Measles outbreak in North Dakota prompts local health officials to quarantine unvaccinated schoolchildren
By Deidre McPhillips, CNN
(CNN) — Measles cases continue to accumulate in the United States in what is already the second-worst year since the disease was declared eliminated a quarter-century ago. Now, a recent outbreak in one North Dakota county has led local health officials to quarantine nearly 200 unvaccinated students.
North Dakota has reported nine measles cases this year, and a recent outbreak among schoolchildren in Williams County in the northwest part of the state has led local health officials to enforce a law that requires unvaccinated students to quarantine for 21 days after exposure to someone who has the virus. The move was taken by local public health officers in the Upper Missouri District Health Unit, and the state health department is assisting with mitigation efforts.
On Tuesday, families of 188 unvaccinated students in the Williston Basin School District No. 7 received a letter informing them that their children would need to quarantine for three weeks.
About two weeks earlier, district nurse coordinator Lynn Douglas had sent a letter to all families in anticipation of an outbreak, preemptively outlining the quarantine procedure and highlighting the importance of prevention, including vaccination.
“Williston Basin School District #7 plays a very important role in the health and well-being of our students,” Douglas said in an email to CNN. “Having vaccine-preventable diseases circulating within a school would lead to large numbers of school absences and adversely affect the health of our students.”
“While even a small drop in immunization rates can lead to outbreaks, unvaccinated students are at significant risk of serious illness and complications from measles, which are highly contagious and preventable diseases,” she said. “WBSD #7 prioritizes student safety by taking measures to protect unvaccinated students and prevent the spread of illness to themselves, their families, and others and in order to do this, students must be excluded.”
There have been at least 1,018 measles cases reported in the US in 2025, according to a CNN tally using data from state health departments and the US Centers for Disease Control and Prevention. The CDC publishes data on measles cases each Friday, but it has stopped providing details on the specific number of cases in each state, and its national total does not always capture the latest updates from states.

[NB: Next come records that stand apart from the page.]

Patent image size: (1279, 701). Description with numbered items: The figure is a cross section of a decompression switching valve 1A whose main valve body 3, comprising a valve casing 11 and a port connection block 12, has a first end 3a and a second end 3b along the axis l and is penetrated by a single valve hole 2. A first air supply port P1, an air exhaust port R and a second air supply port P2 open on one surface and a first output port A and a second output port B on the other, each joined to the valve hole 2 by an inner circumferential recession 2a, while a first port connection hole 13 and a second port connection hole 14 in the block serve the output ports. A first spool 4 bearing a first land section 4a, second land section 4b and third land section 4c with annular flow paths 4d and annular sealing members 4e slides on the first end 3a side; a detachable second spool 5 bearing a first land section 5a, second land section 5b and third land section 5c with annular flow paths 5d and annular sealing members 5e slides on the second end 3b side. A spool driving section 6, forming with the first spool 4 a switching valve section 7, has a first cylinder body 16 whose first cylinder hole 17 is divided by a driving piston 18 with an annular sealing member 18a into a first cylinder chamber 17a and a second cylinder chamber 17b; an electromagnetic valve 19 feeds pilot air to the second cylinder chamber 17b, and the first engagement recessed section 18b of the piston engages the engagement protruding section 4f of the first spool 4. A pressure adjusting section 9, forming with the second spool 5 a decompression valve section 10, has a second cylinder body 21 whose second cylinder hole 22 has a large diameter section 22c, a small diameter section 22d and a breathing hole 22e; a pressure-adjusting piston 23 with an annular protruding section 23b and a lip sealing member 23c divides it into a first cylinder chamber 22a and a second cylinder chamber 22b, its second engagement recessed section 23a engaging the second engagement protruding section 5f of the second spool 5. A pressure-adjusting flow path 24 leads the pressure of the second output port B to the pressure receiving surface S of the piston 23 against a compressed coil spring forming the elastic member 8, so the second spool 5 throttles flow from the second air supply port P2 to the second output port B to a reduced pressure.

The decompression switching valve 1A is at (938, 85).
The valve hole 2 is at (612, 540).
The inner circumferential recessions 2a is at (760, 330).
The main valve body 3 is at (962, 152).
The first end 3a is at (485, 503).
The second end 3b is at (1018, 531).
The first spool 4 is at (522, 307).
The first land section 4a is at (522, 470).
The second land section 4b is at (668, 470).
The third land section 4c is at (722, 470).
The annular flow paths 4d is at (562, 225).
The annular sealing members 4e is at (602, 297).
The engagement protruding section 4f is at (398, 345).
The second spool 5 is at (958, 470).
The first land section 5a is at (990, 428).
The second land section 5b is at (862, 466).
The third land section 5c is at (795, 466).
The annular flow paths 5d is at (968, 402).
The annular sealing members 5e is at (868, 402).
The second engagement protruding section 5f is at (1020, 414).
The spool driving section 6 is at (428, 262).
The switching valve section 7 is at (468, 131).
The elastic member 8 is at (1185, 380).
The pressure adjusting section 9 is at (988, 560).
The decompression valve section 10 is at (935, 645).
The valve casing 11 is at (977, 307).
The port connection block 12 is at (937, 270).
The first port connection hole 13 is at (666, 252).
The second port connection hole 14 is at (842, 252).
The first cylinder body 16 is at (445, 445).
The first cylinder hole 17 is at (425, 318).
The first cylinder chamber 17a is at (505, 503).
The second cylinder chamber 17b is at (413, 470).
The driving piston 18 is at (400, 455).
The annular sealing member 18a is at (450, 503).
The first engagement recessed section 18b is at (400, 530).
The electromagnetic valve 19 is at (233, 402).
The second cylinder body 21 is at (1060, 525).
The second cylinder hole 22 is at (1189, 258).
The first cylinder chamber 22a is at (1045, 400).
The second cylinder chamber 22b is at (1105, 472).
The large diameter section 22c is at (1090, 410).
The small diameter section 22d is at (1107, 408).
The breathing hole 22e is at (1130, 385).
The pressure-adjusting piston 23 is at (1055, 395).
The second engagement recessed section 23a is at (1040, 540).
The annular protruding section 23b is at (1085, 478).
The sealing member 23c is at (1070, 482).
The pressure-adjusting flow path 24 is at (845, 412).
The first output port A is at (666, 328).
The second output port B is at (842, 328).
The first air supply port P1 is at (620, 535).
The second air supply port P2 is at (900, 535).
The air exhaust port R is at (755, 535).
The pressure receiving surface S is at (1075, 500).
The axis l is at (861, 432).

The vast majority of these cases – at least 845 – are associated with an outbreak centered in West Texas that has expanded to New Mexico, Oklahoma and possibly Kansas. Texas has reported 709 outbreak-associated cases, New Mexico reported 71 cases, and Oklahoma reported 17 cases – 14 confirmed and three probable – as of Friday. Cases in Kansas, which the state health department says may be linked to the outbreak, have reached 48 as of Wednesday. Experts say these numbers are all a severe undercount because many cases are going unreported.
Since measles was declared eliminated in the US in 2000, 2019 is only other year in which there were more than 1,000 cases, driven by large outbreaks in New York City and a nearby suburb. There were 1,274 confirmed measles cases that year, according to the CDC, only about 250 more than have been reported so far in 2025.
Nationwide, CDC data shows that 126 people have been hospitalized with measles this year – about 13% of all cases – and there have been three confirmed deaths associated with the large multistate outbreak: two children in Texas and one adult in New Mexico, all of whom were unvaccinated. The vast majority of cases in the US this year have been in people who are unvaccinated; only about 4% of confirmed cases have been in people who had received one or two doses of the measles-mumps-rubella (MMR) vaccine, according to the CDC.
There have been 14 total outbreaks this year, and 30 states have reported at least one case, according to the CDC.